ニュースのタネが山田宏議員の事務所に「沖縄県が設立した」というツイッター投稿について見解を尋ねたところ、11月13日、FAXで次のような回答が届いた。
山田宏事務所の回答文
昭和50年の閣議決定を受けて、海洋博の跡地を公園とすることが決定し、一年後にその管理運営を委託するということで、財団が発足されました。
その財団が改称し、公益法人改革で一つの県(沖縄県)の所管になりました。当初は国と県とで設立したという認識でおります。そして現在は国の所管を離れ、県の所管であると認識しております。
当初ツイッターでは「県が設立した」と主張していたが、「当初は国と県とで設立した」「国の所管」法人であったとの見解に事実上訂正したとみられる。
現在は県から事実上の監督を受ける外郭団体
では、現在は県の所管法人と言えるのか。
一般財団法人への移行前の公益法人時代は国(国交省など)が主務官庁として監督していたが、移行後は国の所管を離れた。

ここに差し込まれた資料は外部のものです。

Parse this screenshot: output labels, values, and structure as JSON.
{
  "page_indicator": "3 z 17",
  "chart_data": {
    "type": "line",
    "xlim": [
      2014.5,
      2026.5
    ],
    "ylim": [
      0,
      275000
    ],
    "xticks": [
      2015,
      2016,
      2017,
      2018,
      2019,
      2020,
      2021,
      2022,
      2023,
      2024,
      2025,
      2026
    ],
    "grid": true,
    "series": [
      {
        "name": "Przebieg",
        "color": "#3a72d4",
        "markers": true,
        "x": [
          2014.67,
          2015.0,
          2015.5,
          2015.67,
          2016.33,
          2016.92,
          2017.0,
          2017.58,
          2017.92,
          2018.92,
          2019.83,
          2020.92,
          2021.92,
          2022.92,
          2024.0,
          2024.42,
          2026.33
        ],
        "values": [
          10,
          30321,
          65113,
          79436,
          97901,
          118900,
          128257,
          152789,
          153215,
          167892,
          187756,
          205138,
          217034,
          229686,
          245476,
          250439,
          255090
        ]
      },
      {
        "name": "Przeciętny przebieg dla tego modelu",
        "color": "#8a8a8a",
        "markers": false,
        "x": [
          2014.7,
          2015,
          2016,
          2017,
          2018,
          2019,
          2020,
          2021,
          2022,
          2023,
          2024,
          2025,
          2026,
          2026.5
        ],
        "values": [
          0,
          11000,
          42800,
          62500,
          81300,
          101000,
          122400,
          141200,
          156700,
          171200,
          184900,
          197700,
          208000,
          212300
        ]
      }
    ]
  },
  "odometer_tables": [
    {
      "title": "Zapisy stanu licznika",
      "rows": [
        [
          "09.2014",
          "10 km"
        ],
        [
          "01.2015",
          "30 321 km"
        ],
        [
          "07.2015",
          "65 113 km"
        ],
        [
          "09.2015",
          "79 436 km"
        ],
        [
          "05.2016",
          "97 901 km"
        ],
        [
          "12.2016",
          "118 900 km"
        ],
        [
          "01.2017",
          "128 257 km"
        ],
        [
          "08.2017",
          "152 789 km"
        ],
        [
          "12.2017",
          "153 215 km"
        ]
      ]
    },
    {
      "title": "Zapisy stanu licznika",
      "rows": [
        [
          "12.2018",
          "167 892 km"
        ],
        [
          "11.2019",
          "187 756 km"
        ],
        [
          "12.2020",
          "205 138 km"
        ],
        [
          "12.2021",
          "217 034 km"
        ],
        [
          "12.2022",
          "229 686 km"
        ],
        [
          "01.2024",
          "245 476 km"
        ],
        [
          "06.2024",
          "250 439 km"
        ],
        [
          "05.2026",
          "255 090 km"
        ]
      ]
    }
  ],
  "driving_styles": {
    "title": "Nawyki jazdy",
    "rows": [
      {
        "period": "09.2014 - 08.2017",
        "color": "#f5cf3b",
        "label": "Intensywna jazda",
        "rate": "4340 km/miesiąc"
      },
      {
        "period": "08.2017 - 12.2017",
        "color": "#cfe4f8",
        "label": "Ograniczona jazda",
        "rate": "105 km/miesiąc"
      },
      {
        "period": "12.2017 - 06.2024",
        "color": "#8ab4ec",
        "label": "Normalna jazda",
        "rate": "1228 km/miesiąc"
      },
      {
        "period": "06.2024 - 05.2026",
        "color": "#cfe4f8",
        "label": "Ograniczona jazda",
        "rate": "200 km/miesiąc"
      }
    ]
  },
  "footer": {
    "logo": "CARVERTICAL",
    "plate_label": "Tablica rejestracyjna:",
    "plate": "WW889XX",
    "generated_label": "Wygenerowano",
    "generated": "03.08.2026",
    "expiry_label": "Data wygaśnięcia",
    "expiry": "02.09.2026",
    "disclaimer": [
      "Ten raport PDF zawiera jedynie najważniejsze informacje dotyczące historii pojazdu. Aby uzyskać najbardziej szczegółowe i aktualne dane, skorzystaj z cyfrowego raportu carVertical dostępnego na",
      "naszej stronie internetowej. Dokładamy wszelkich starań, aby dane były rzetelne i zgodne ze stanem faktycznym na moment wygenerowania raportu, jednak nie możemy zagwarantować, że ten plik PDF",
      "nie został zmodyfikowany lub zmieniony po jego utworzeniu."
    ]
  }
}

他方、沖縄県は、移行前から財団に拠出し、常務理事に県職員1人を派遣しているため、「公社等外郭団体」と位置付けてきた。この点は移行前後で特段変化したわけではなく(移行前の平成24年度資料、移行後の平成25年度資料)、かつての公益法人のような法律上、行政の監督に服する関係とは異なるが、県から事実上の指導監督や支援を受けている。
また、沖縄県は、所管する施設の指定管理者に、各施設の所管課がモニタリングを実施しており(地方自治法244条の2参照)、複数施設の指定管理者となっている沖縄美ら島財団もその対象になっている。今年2月から指定管理者となった首里城公園についても、7月にモニタリングが実施されたばかりだった。
結論
財団はもともと国と沖縄県が拠出して設立した「国所管法人」であり、「沖縄県が設立した財団」という指摘は正確でない。ただ、設立当初から沖縄県は財団に国と同等の拠出を行っていたことから「国と共同して設立した」との解釈も可能であり「誤り」とはしなかった。